- Born: October 19, 1951 (age 74) Cincinnati, Ohio, U.S.
- Education: University of Cincinnati – College-Conservatory of Music; Hochschule für Musik Freiburg;
- Genre: Contemporary classical music
- Occupation: Flautist
- Instrument: Flute
- Years active: 1970s–present
- Website: carinlevine.de

= Carin Levine =

American classical flautist

Carin Levine is an American classical flautist.

== Life ==
Levine studied at the University of Cincinnati with Jack Wellbaum (flute) and Peter Kamnitzer (chamber music), then from 1974 at the Hochschule für Musik Freiburg with Aurèle Nicolet (flute), Klaus Huber and Brian Ferneyhough (Neue Musik). As an interpreter and lecturer (e.g. since 1996 at the Darmstadt Summer Courses), she is particularly committed to the flute literature of the present. In Bärenreiter-Verlag she publishes the series Contemporary Music for Flute.

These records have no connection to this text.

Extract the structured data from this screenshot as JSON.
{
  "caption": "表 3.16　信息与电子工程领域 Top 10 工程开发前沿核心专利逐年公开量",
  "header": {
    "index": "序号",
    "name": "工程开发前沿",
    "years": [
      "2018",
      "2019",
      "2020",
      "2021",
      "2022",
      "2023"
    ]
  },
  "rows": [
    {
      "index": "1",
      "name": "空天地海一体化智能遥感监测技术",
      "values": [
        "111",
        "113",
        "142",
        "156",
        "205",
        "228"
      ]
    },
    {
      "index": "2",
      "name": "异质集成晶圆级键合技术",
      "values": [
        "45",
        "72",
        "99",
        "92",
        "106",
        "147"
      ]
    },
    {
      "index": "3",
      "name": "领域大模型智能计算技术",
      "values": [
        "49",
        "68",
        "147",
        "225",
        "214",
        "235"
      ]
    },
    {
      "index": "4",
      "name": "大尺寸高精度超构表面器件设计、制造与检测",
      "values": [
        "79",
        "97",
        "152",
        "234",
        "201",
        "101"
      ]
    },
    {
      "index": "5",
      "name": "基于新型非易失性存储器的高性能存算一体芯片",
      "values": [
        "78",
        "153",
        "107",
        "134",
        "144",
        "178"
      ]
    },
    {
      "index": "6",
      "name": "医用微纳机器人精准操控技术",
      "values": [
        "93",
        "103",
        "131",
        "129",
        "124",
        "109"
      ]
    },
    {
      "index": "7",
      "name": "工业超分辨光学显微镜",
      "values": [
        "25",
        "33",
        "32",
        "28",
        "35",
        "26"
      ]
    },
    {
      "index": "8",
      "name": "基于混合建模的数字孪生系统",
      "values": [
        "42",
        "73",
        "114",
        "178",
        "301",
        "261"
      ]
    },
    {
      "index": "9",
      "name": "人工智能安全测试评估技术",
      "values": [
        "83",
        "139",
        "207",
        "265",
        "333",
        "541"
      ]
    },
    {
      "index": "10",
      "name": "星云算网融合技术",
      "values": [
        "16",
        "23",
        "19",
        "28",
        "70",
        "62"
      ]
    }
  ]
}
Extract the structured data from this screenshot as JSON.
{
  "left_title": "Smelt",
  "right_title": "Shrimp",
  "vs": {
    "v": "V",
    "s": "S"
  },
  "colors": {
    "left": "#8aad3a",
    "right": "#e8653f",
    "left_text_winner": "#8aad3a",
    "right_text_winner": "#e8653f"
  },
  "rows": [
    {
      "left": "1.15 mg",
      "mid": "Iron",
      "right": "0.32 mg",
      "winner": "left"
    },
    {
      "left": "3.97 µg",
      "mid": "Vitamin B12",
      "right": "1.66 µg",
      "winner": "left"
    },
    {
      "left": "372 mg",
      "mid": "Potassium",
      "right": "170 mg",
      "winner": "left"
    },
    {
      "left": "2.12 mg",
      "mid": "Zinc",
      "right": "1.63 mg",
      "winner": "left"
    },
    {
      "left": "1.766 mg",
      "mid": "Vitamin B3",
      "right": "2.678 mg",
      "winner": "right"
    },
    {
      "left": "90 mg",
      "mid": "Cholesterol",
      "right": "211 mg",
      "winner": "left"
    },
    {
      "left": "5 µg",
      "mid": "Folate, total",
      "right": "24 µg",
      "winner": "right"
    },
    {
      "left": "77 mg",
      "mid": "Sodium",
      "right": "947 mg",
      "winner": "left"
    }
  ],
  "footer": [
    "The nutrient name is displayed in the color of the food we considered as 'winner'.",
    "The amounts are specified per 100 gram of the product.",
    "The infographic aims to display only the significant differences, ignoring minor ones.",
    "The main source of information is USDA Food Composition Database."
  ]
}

1980-2000, Levine was a flutist in the Ensemble Köln. She plays in a duo with the violinist David Alberman (since 1995) and the percussionists Christian Dierstein. (b. 1965) and Marta Klimasara (b. 1975). Together with the oboist Peter Veale (b. 1959) and the bassoonist Pascal Gallois she founded the Aeolian Trio.

In 2008, she founded the Landesjugendensemble Neue Musik Niedersachsen, of which she is artistic director.